Jiang Zhao, Alamuri Tharun T, Yang Darren L, Annarino Tyler, Muir Eric R, Duong Tim Q
Department of Radiology, Stony Brook Medicine, Stony Brook, NY, USA.
Department of Radiology, University of North Carolina, Chapel Hill, NC, USA.
Brain Res. 2025 Nov 1;1866:149940. doi: 10.1016/j.brainres.2025.149940. Epub 2025 Sep 9.
Ischemic stroke remains a leading cause of death and disability worldwide, with limited effective treatments due to the complexity of its pathophysiology. Molecular hydrogen (H) and minocycline (M), both possessing anti-inflammatory and antioxidant properties, have shown individual neuroprotective potential in preclinical models. However, the optimal therapeutic dosing of H, particularly in combination with other agents, remains undefined.
This study aimed to (1) determine the dose-response relationship of hydrogen-enriched water in a rat model of transient middle cerebral artery occlusion (MCAO), and (2) evaluate whether optimized H dosing combined with minocycline provides superior neuroprotection compared to H monotherapy.
Sixty-six male and female Sprague-Dawley rats underwent 60-minute MCAO followed by treatment with varying doses (5-30 mL/kg) of hydrogen-enriched water (3.2 ppm), alone or in combination with minocycline (20 mg/kg). Treatments were administered post-reperfusion as well as on days 1 and 2. Behavioral outcomes (Garcia score) and infarct volumes (TTC staining) were assessed at 7 days post-stroke.
The optimal H dose was 20 mL/kg, which produced the highest Garcia scores and lowest infarct volumes.
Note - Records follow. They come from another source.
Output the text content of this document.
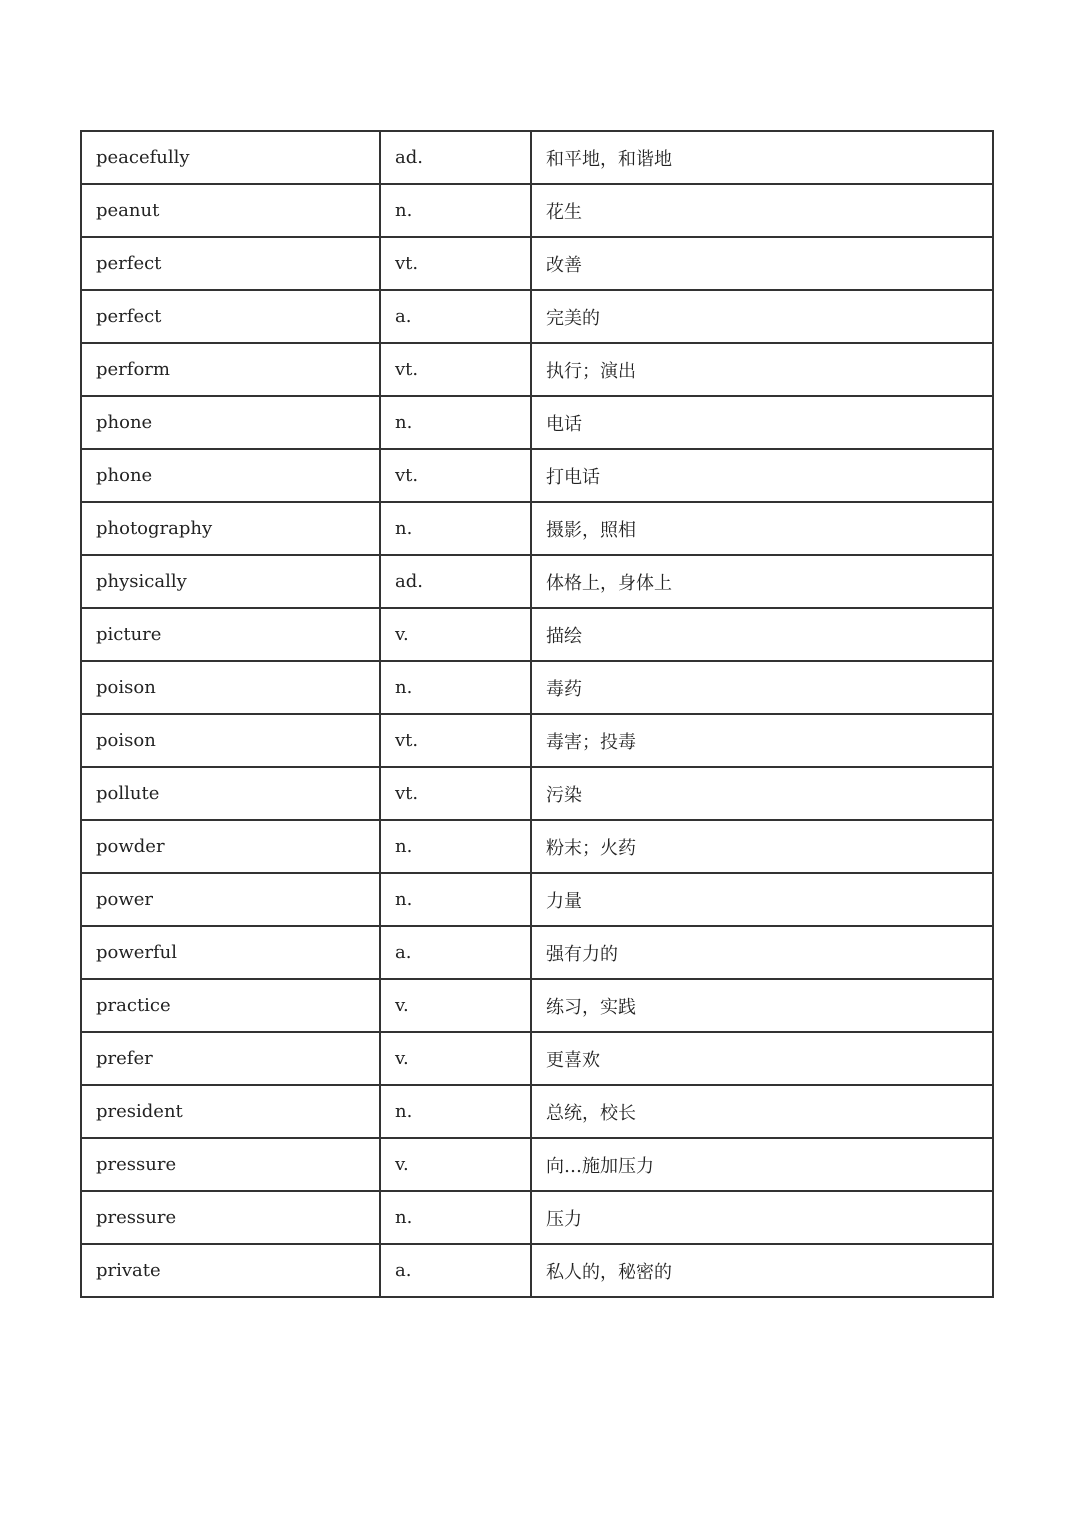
peacefully	ad.	和平地，和谐地
peanut	n.	花生
perfect	vt.	改善
perfect	a.	完美的
perform	vt.	执行；演出
phone	n.	电话
phone	vt.	打电话
photography	n.	摄影，照相
physically	ad.	体格上，身体上
picture	v.	描绘
poison	n.	毒药
poison	vt.	毒害；投毒
pollute	vt.	污染
powder	n.	粉末；火药
power	n.	力量
powerful	a.	强有力的
practice	v.	练习，实践
prefer	v.	更喜欢
president	n.	总统，校长
pressure	v.	向…施加压力
pressure	n.	压力
private	a.	私人的，秘密的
A dose-dependent effect was observed with a quadratic fit (R = 0.751 for Garcia scores; R = 0.289 for lesion volume). Combination therapy with H and minocycline significantly outperformed H monotherapy in both neurological recovery and infarct reduction, with no sex differences observed.
Hydrogen-enriched water shows a dose-dependent neuroprotective effect in experimental ischemic stroke, with 20 mL/kg identified as the optimal dose. Combined therapy with minocycline further enhances outcomes, supporting the potential of dual-agent strategies for improved stroke treatment. These findings provide a foundation for translational development of H-based combination therapies in clinical settings.
缺血性中风仍然是全球死亡和残疾的主要原因,由于其病理生理学的复杂性,有效治疗方法有限。分子氢(H)和米诺环素(M)都具有抗炎和抗氧化特性,在临床前模型中已显示出各自的神经保护潜力。然而,H的最佳治疗剂量,尤其是与其他药物联合使用时,仍未明确。
本研究旨在(1)确定富氢水在大鼠短暂性大脑中动脉闭塞(MCAO)模型中的剂量反应关系,以及(2)评估优化的H剂量与米诺环素联合使用是否比H单一疗法提供更好的神经保护作用。
66只雄性和雌性Sprague-Dawley大鼠接受60分钟的MCAO,然后分别用不同剂量(5-30 mL/kg)的富氢水(3.2 ppm)单独或与米诺环素(20 mg/kg)联合治疗。在再灌注后以及第1天和第2天进行治疗。在中风后7天评估行为结果(加西亚评分)和梗死体积(TTC染色)。
最佳H剂量为20 mL/kg,此时加西亚评分最高,梗死体积最小。观察到剂量依赖性效应,呈二次拟合(加西亚评分为R = 0.751;病变体积为R = 0.289)。H与米诺环素联合治疗在神经功能恢复和梗死减少方面均明显优于H单一疗法,未观察到性别差异。
富氢水在实验性缺血性中风中显示出剂量依赖性神经保护作用,确定最佳剂量为20 mL/kg。与米诺环素联合治疗可进一步改善结果,支持双药策略改善中风治疗的潜力。这些发现为基于H的联合疗法在临床环境中的转化发展提供了基础。